Kate Armstrong is a writer, artist and independent curator. Her interdisciplinary practice merges networked media, written forms and urban experiences. Her exhibitions include the Surrey Art Gallery (Surrey, Canada), Contemporary Art Centre (Vilnius, Lithuania), Psy-Geo-Conflux (New York), Western Front (Vancouver), Vancouver International Centre for Contemporary Asian Art (Centre A), ISEA 2006 (San Jose, California), ZeroOne San Jose: A Global Festival of Art on the Edge (San Jose, California), Yerba Buena Centre (San Francisco, California), Interactive Futures: The New Screen (Victoria, Canada), Prairie Art Gallery (Grande Prairie, Alberta), and Akbank Sanat (Istanbul, Turkey). Armstrong has lectured and held workshops at venues including the Tate Britain, Banff New Media Institute, the Obermann Centre for Advanced Studies (Iowa City, Iowa), and Time’s Up (Linz, Austria). She has published critical writing with P.S.1/MoMa, SubTerrain Magazine, TrAce, Year Zero One, the Kootenay School of Writing, the Capilano Review, and The Thing, and in 2002 published a book of critical theory, Crisis & Repetition: Essays on Art and Culture (Michigan State University Press).

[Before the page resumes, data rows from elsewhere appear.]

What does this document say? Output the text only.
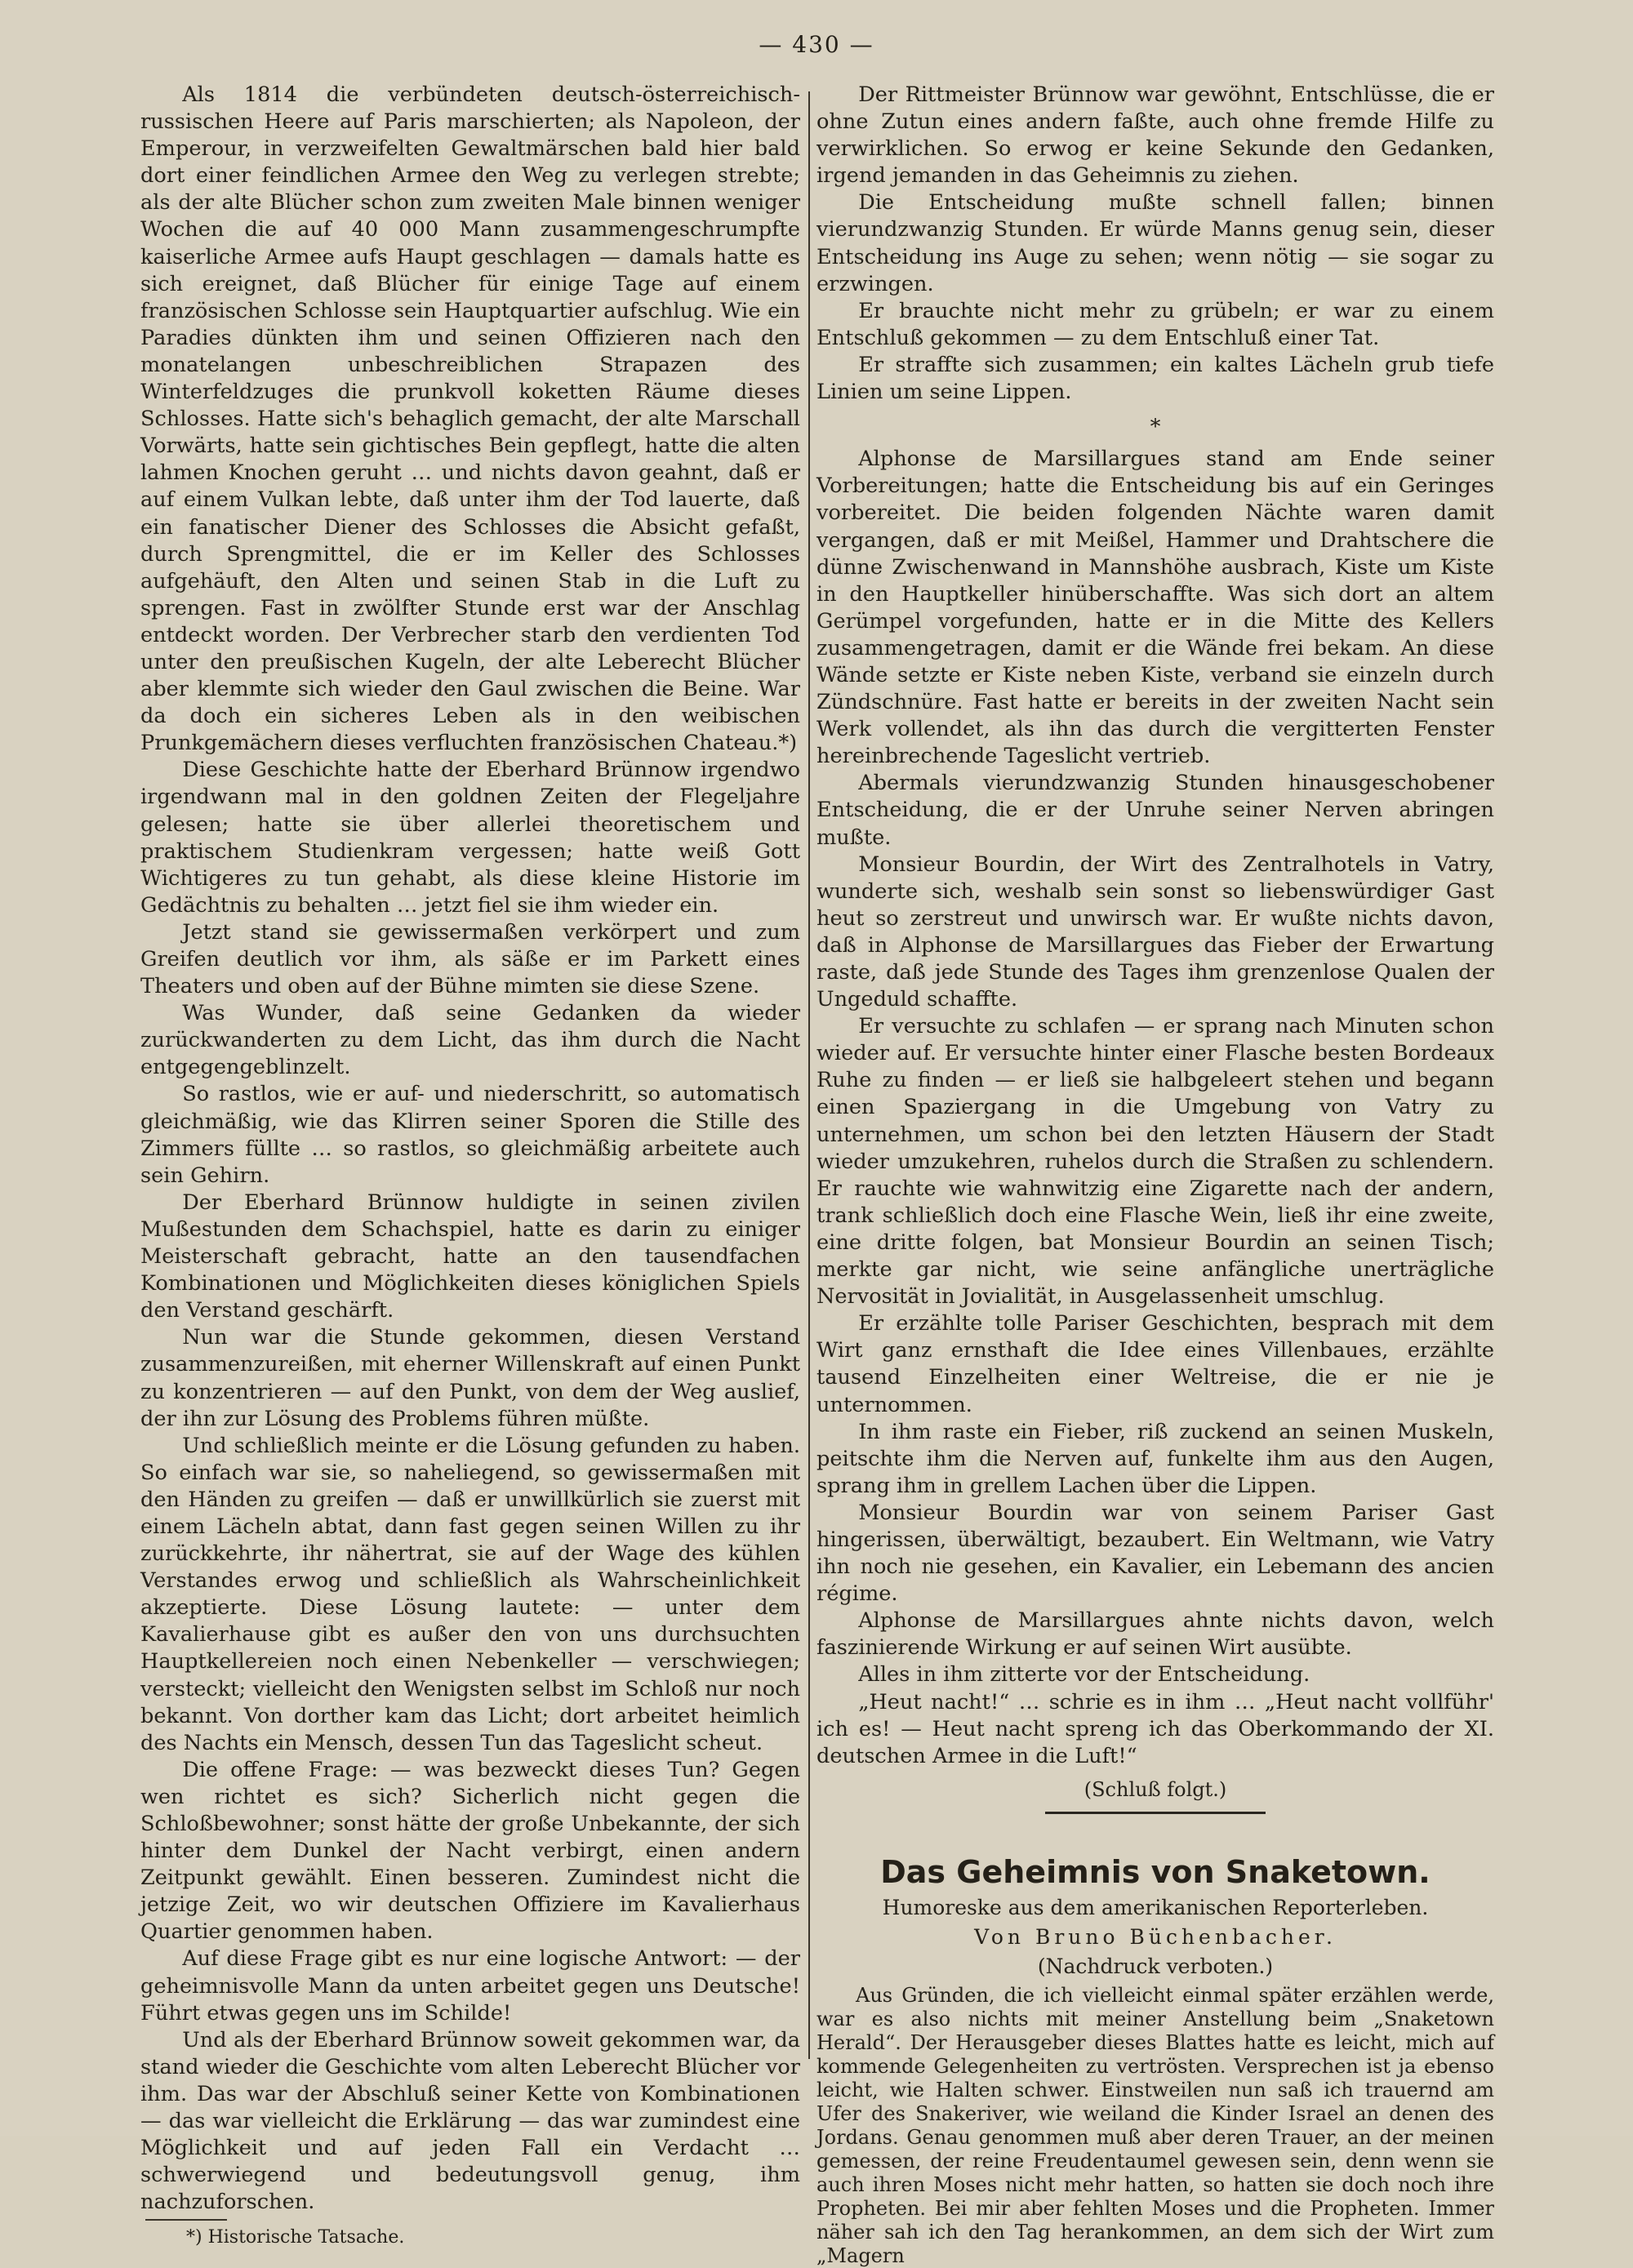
— 430 —

Als 1814 die verbündeten deutsch-österreichisch-russischen Heere auf Paris marschierten; als Napoleon, der Emperour, in verzweifelten Gewaltmärschen bald hier bald dort einer feindlichen Armee den Weg zu verlegen strebte; als der alte Blücher schon zum zweiten Male binnen weniger Wochen die auf 40 000 Mann zusammengeschrumpfte kaiserliche Armee aufs Haupt geschlagen — damals hatte es sich ereignet, daß Blücher für einige Tage auf einem französischen Schlosse sein Hauptquartier aufschlug. Wie ein Paradies dünkten ihm und seinen Offizieren nach den monatelangen unbeschreiblichen Strapazen des Winterfeldzuges die prunkvoll koketten Räume dieses Schlosses. Hatte sich's behaglich gemacht, der alte Marschall Vorwärts, hatte sein gichtisches Bein gepflegt, hatte die alten lahmen Knochen geruht … und nichts davon geahnt, daß er auf einem Vulkan lebte, daß unter ihm der Tod lauerte, daß ein fanatischer Diener des Schlosses die Absicht gefaßt, durch Sprengmittel, die er im Keller des Schlosses aufgehäuft, den Alten und seinen Stab in die Luft zu sprengen. Fast in zwölfter Stunde erst war der Anschlag entdeckt worden. Der Verbrecher starb den verdienten Tod unter den preußischen Kugeln, der alte Leberecht Blücher aber klemmte sich wieder den Gaul zwischen die Beine. War da doch ein sicheres Leben als in den weibischen Prunkgemächern dieses verfluchten französischen Chateau.*)

Diese Geschichte hatte der Eberhard Brünnow irgendwo irgendwann mal in den goldnen Zeiten der Flegeljahre gelesen; hatte sie über allerlei theoretischem und praktischem Studienkram vergessen; hatte weiß Gott Wichtigeres zu tun gehabt, als diese kleine Historie im Gedächtnis zu behalten … jetzt fiel sie ihm wieder ein.

Jetzt stand sie gewissermaßen verkörpert und zum Greifen deutlich vor ihm, als säße er im Parkett eines Theaters und oben auf der Bühne mimten sie diese Szene.

Was Wunder, daß seine Gedanken da wieder zurückwanderten zu dem Licht, das ihm durch die Nacht entgegengeblinzelt.

So rastlos, wie er auf- und niederschritt, so automatisch gleichmäßig, wie das Klirren seiner Sporen die Stille des Zimmers füllte … so rastlos, so gleichmäßig arbeitete auch sein Gehirn.

Der Eberhard Brünnow huldigte in seinen zivilen Mußestunden dem Schachspiel, hatte es darin zu einiger Meisterschaft gebracht, hatte an den tausendfachen Kombinationen und Möglichkeiten dieses königlichen Spiels den Verstand geschärft.

Nun war die Stunde gekommen, diesen Verstand zusammenzureißen, mit eherner Willenskraft auf einen Punkt zu konzentrieren — auf den Punkt, von dem der Weg auslief, der ihn zur Lösung des Problems führen müßte.

Und schließlich meinte er die Lösung gefunden zu haben. So einfach war sie, so naheliegend, so gewissermaßen mit den Händen zu greifen — daß er unwillkürlich sie zuerst mit einem Lächeln abtat, dann fast gegen seinen Willen zu ihr zurückkehrte, ihr nähertrat, sie auf der Wage des kühlen Verstandes erwog und schließlich als Wahrscheinlichkeit akzeptierte. Diese Lösung lautete: — unter dem Kavalierhause gibt es außer den von uns durchsuchten Hauptkellereien noch einen Nebenkeller — verschwiegen; versteckt; vielleicht den Wenigsten selbst im Schloß nur noch bekannt. Von dorther kam das Licht; dort arbeitet heimlich des Nachts ein Mensch, dessen Tun das Tageslicht scheut.

Die offene Frage: — was bezweckt dieses Tun? Gegen wen richtet es sich? Sicherlich nicht gegen die Schloßbewohner; sonst hätte der große Unbekannte, der sich hinter dem Dunkel der Nacht verbirgt, einen andern Zeitpunkt gewählt. Einen besseren. Zumindest nicht die jetzige Zeit, wo wir deutschen Offiziere im Kavalierhaus Quartier genommen haben.

Auf diese Frage gibt es nur eine logische Antwort: — der geheimnisvolle Mann da unten arbeitet gegen uns Deutsche! Führt etwas gegen uns im Schilde!

Und als der Eberhard Brünnow soweit gekommen war, da stand wieder die Geschichte vom alten Leberecht Blücher vor ihm. Das war der Abschluß seiner Kette von Kombinationen — das war vielleicht die Erklärung — das war zumindest eine Möglichkeit und auf jeden Fall ein Verdacht … schwerwiegend und bedeutungsvoll genug, ihm nachzuforschen.

*) Historische Tatsache.

Der Rittmeister Brünnow war gewöhnt, Entschlüsse, die er ohne Zutun eines andern faßte, auch ohne fremde Hilfe zu verwirklichen. So erwog er keine Sekunde den Gedanken, irgend jemanden in das Geheimnis zu ziehen.

Die Entscheidung mußte schnell fallen; binnen vierundzwanzig Stunden. Er würde Manns genug sein, dieser Entscheidung ins Auge zu sehen; wenn nötig — sie sogar zu erzwingen.

Er brauchte nicht mehr zu grübeln; er war zu einem Entschluß gekommen — zu dem Entschluß einer Tat.

Er straffte sich zusammen; ein kaltes Lächeln grub tiefe Linien um seine Lippen.

*

Alphonse de Marsillargues stand am Ende seiner Vorbereitungen; hatte die Entscheidung bis auf ein Geringes vorbereitet. Die beiden folgenden Nächte waren damit vergangen, daß er mit Meißel, Hammer und Drahtschere die dünne Zwischenwand in Mannshöhe ausbrach, Kiste um Kiste in den Hauptkeller hinüberschaffte. Was sich dort an altem Gerümpel vorgefunden, hatte er in die Mitte des Kellers zusammengetragen, damit er die Wände frei bekam. An diese Wände setzte er Kiste neben Kiste, verband sie einzeln durch Zündschnüre. Fast hatte er bereits in der zweiten Nacht sein Werk vollendet, als ihn das durch die vergitterten Fenster hereinbrechende Tageslicht vertrieb.

Abermals vierundzwanzig Stunden hinausgeschobener Entscheidung, die er der Unruhe seiner Nerven abringen mußte.

Monsieur Bourdin, der Wirt des Zentralhotels in Vatry, wunderte sich, weshalb sein sonst so liebenswürdiger Gast heut so zerstreut und unwirsch war. Er wußte nichts davon, daß in Alphonse de Marsillargues das Fieber der Erwartung raste, daß jede Stunde des Tages ihm grenzenlose Qualen der Ungeduld schaffte.

Er versuchte zu schlafen — er sprang nach Minuten schon wieder auf. Er versuchte hinter einer Flasche besten Bordeaux Ruhe zu finden — er ließ sie halbgeleert stehen und begann einen Spaziergang in die Umgebung von Vatry zu unternehmen, um schon bei den letzten Häusern der Stadt wieder umzukehren, ruhelos durch die Straßen zu schlendern. Er rauchte wie wahnwitzig eine Zigarette nach der andern, trank schließlich doch eine Flasche Wein, ließ ihr eine zweite, eine dritte folgen, bat Monsieur Bourdin an seinen Tisch; merkte gar nicht, wie seine anfängliche unerträgliche Nervosität in Jovialität, in Ausgelassenheit umschlug.

Er erzählte tolle Pariser Geschichten, besprach mit dem Wirt ganz ernsthaft die Idee eines Villenbaues, erzählte tausend Einzelheiten einer Weltreise, die er nie je unternommen.

In ihm raste ein Fieber, riß zuckend an seinen Muskeln, peitschte ihm die Nerven auf, funkelte ihm aus den Augen, sprang ihm in grellem Lachen über die Lippen.

Monsieur Bourdin war von seinem Pariser Gast hingerissen, überwältigt, bezaubert. Ein Weltmann, wie Vatry ihn noch nie gesehen, ein Kavalier, ein Lebemann des ancien régime.

Alphonse de Marsillargues ahnte nichts davon, welch faszinierende Wirkung er auf seinen Wirt ausübte.

Alles in ihm zitterte vor der Entscheidung.

„Heut nacht!“ … schrie es in ihm … „Heut nacht vollführ' ich es! — Heut nacht spreng ich das Oberkommando der XI. deutschen Armee in die Luft!“

(Schluß folgt.)
Das Geheimnis von Snaketown.
Humoreske aus dem amerikanischen Reporterleben.
Von Bruno Büchenbacher.
(Nachdruck verboten.)

Aus Gründen, die ich vielleicht einmal später erzählen werde, war es also nichts mit meiner Anstellung beim „Snaketown Herald“. Der Herausgeber dieses Blattes hatte es leicht, mich auf kommende Gelegenheiten zu vertrösten. Versprechen ist ja ebenso leicht, wie Halten schwer. Einstweilen nun saß ich trauernd am Ufer des Snakeriver, wie weiland die Kinder Israel an denen des Jordans. Genau genommen muß aber deren Trauer, an der meinen gemessen, der reine Freudentaumel gewesen sein, denn wenn sie auch ihren Moses nicht mehr hatten, so hatten sie doch noch ihre Propheten. Bei mir aber fehlten Moses und die Propheten. Immer näher sah ich den Tag herankommen, an dem sich der Wirt zum „Magern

In 2007 she developed a curatorial concept for investigating RSS feeds as a mode for literary experimentation, which resulted in Tributaries and Text-Fed Streams by J.R. Carpenter, the first digital art commission in the history of Vancouver-based literary journal The Capilano Review (TCR).
Armstrong’s literary projects involving generative process, urban space or network activity include PING (2003), Catalogue (2003), Grafik Dynamo (2005), Pattern Language (2005-2007), The Problem of Other Minds (2006), Why Some Dolls are Bad (2007) and Path (2009).